Helena complains to Hermia:
“Your eyes are lodestones, and your tongue’s sweet air more tunable than
lark to shepherd’s ear,
When wheat is green, when hawthorn buds appear.”
Lysander speaks of their escape plan:
“Tomorrow night when Phoebe doth behold,
Her silver visage in the watery glass,
Decking with liquid pearl, the bladed grass...
Through Athens’ gates we have devis’d to steal.”
The Mechanicals imagery is crude and comical:
“The raging rocks
And shivering socks
Shall break the locks.”
One thing that clearly shows a difference between the Court and the Mechanicals is how Shakespeare has decided to name the characters. The characters of the Court have names that are long, aristocratic, formal and classical. Examples of these include: Theseus, Hippolyta and Lysander. The characters of the Mechanicals have names that are comical and sometimes relate to their job. Examples of these include: Snout (the tinker’s snout repairs) and Flute (the bellow’s novice).
Bottom is the character who tries to imitate educated language, but the harder he tries the worse his mistakes are. He uses “obscenely” instead of “seemly”. He tries to express “no more choice” by “no more discretion” which means “no more sense”.
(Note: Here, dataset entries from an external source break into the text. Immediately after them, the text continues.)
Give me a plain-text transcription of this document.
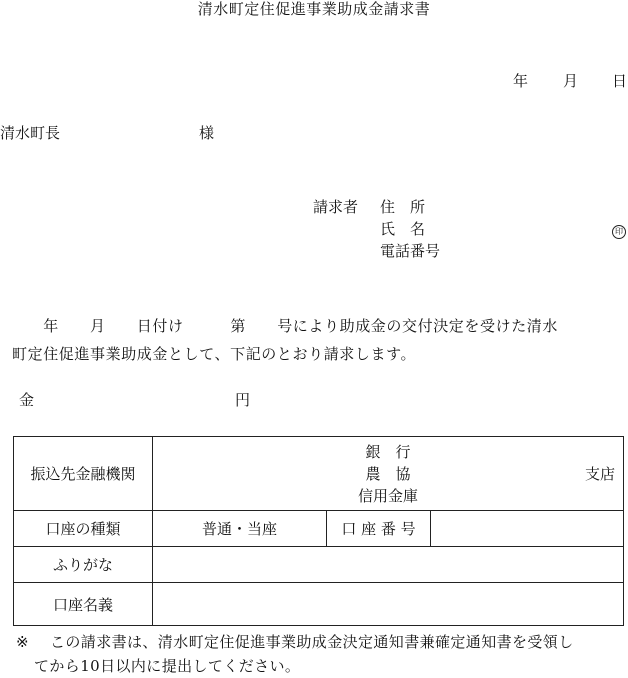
清水町定住促進事業助成金請求書
年 月 日
清水町長	様
請求者 住　所
氏　名	印
電話番号
　　年　　月　　日付け　　　第　　号により助成金の交付決定を受けた清水
町定住促進事業助成金として、下記のとおり請求します。
金	円
振込先金融機関	銀　行
農　協
信用金庫
支店		

口座の種類	普通・当座	口 座 番 号	
ふりがな			
口座名義			
※	この請求書は、清水町定住促進事業助成金決定通知書兼確定通知書を受領し
てから10日以内に提出してください。
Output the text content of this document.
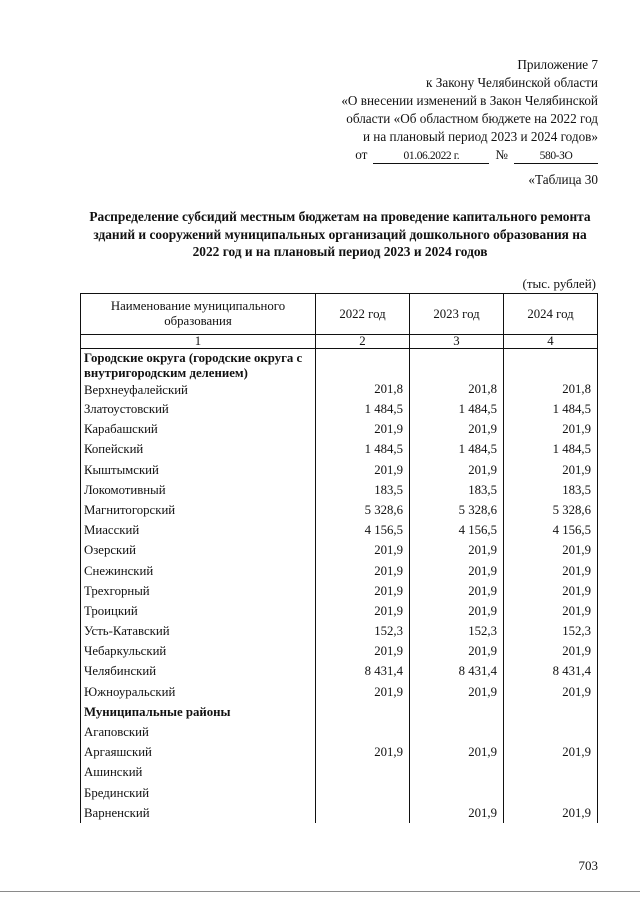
Приложение 7
к Закону Челябинской области
«О внесении изменений в Закон Челябинской
области «Об областном бюджете на 2022 год
и на плановый период 2023 и 2024 годов»
от	01.06.2022 г.	№	580-ЗО
«Таблица 30
Распределение субсидий местным бюджетам на проведение капитального ремонта зданий и сооружений муниципальных организаций дошкольного образования на 2022 год и на плановый период 2023 и 2024 годов
(тыс. рублей)
Наименование муниципального образования	2022 год	2023 год	2024 год
1	2	3	4

Городские округа (городские округа с внутригородским делением)
Верхнеуфалейский	201,8	201,8	201,8
Златоустовский	1 484,5	1 484,5	1 484,5
Карабашский	201,9	201,9	201,9
Копейский	1 484,5	1 484,5	1 484,5
Кыштымский	201,9	201,9	201,9
Локомотивный	183,5	183,5	183,5
Магнитогорский	5 328,6	5 328,6	5 328,6
Миасский	4 156,5	4 156,5	4 156,5
Озерский	201,9	201,9	201,9
Снежинский	201,9	201,9	201,9
Трехгорный	201,9	201,9	201,9
Троицкий	201,9	201,9	201,9
Усть-Катавский	152,3	152,3	152,3
Чебаркульский	201,9	201,9	201,9
Челябинский	8 431,4	8 431,4	8 431,4
Южноуральский	201,9	201,9	201,9
Муниципальные районы			
Агаповский			
Аргаяшский	201,9	201,9	201,9
Ашинский			
Брединский			
Варненский		201,9	201,9
703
In conclusion then, Shakespeare uses a variety of devices to show the differences between the Court and the Mechanicals in Act I of A Midsummer Night’s Dream but we do not know the theatre’s capabilities, the actor’s capabilities ,the costumes that they wore, or the props available so we will never know what differences were shown in the devices of stagecraft as we weren’t there! We can only guess at these by studying the playwright. The differences we do know about range from language to names. In Act 1 Shakespeare shows us the two different mortal worlds of Athens maybe we will see more language devices and different types of characters (e.g. the fairies) in Act II.